D: Sonra da polis yolda fuhuş yapanları gözaltına alıyor, 2 hafta tutup seks karşılığı salıyor.
C: Türkiye yabancılara ticaretten para kazanıyor. Türk Hava Yolları’na para ödüyoruz, vize için para ödüyoruz, mal alıp ülkemizde satıyoruz. Türkiye’nin petrolü yok, ticaretten para kazanıyor. Ürettiklerinizi biz tüketiyoruz, buraya para getiriyoruz. Bizim fakir olduğumuzu sanıyorlar ama biz Türkiye için altın değerindeyiz. Karşılığında bize köle gibi davranmamalılar, saygı duymalılar. Keşke başbakanla konuşabilseydim. Benim ülkemde turistler, yabancılar yerli vatandaştan daha fazla önem veririz, siyah-beyaz ayrımı yapmayız, herkese aynı davranırız.

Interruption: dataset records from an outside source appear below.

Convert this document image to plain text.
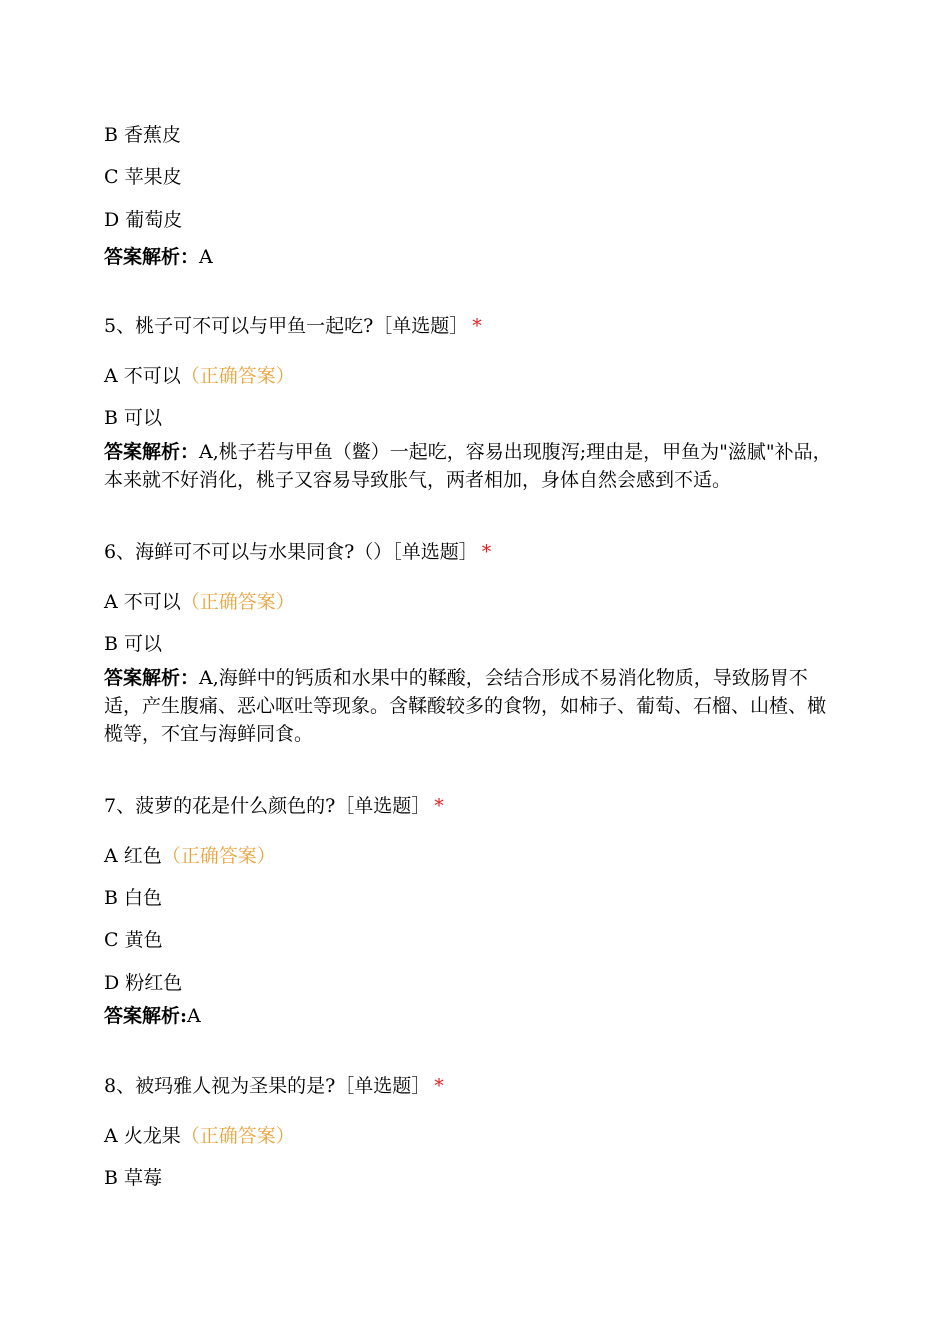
B 香蕉皮
C 苹果皮
D 葡萄皮
答案解析：A
5、桃子可不可以与甲鱼一起吃?［单选题］ *
A 不可以（正确答案）
B 可以
答案解析：A,桃子若与甲鱼（鳖）一起吃，容易出现腹泻;理由是，甲鱼为"滋腻"补品，本来就不好消化，桃子又容易导致胀气，两者相加，身体自然会感到不适。
6、海鲜可不可以与水果同食?（）［单选题］ *
A 不可以（正确答案）
B 可以
答案解析：A,海鲜中的钙质和水果中的鞣酸，会结合形成不易消化物质，导致肠胃不适，产生腹痛、恶心呕吐等现象。含鞣酸较多的食物，如柿子、葡萄、石榴、山楂、橄榄等，不宜与海鲜同食。
7、菠萝的花是什么颜色的?［单选题］ *
A 红色（正确答案）
B 白色
C 黄色
D 粉红色
答案解析:A
8、被玛雅人视为圣果的是?［单选题］ *
A 火龙果（正确答案）
B 草莓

D: Çoğu kişi başka bir ülkede bulunmadı, ben ilk defa uçağa bindim. Başka bir ülkede yaşamanın nasıl bir şey olduğunu bilmiyorlar. Her şeyi çok daha iyi hayal ederken büyük hayal kırıklığı yaşadık. Böyle bir muamele beklemiyorduk. Bu yaşadıklarımız hiç adil değil, polis bize hiç iyi davranmıyor. Bizi koruyacak yasalar yok. Tüm bunlardan sonra ben başka insanlara “Türkiye iyi bir ülkedir” nasıl diyebilirim. Burada ırkçılık çok fazla.
*Kadınların kimliklerini deşifre etmemek için isimlerini A, B, C gibi kısaltmalarla kullanmayı tercih ettik.
Bu yazı Feminist Politika’nın Kış 2014 (21.) sayısında yayımlanmıştır.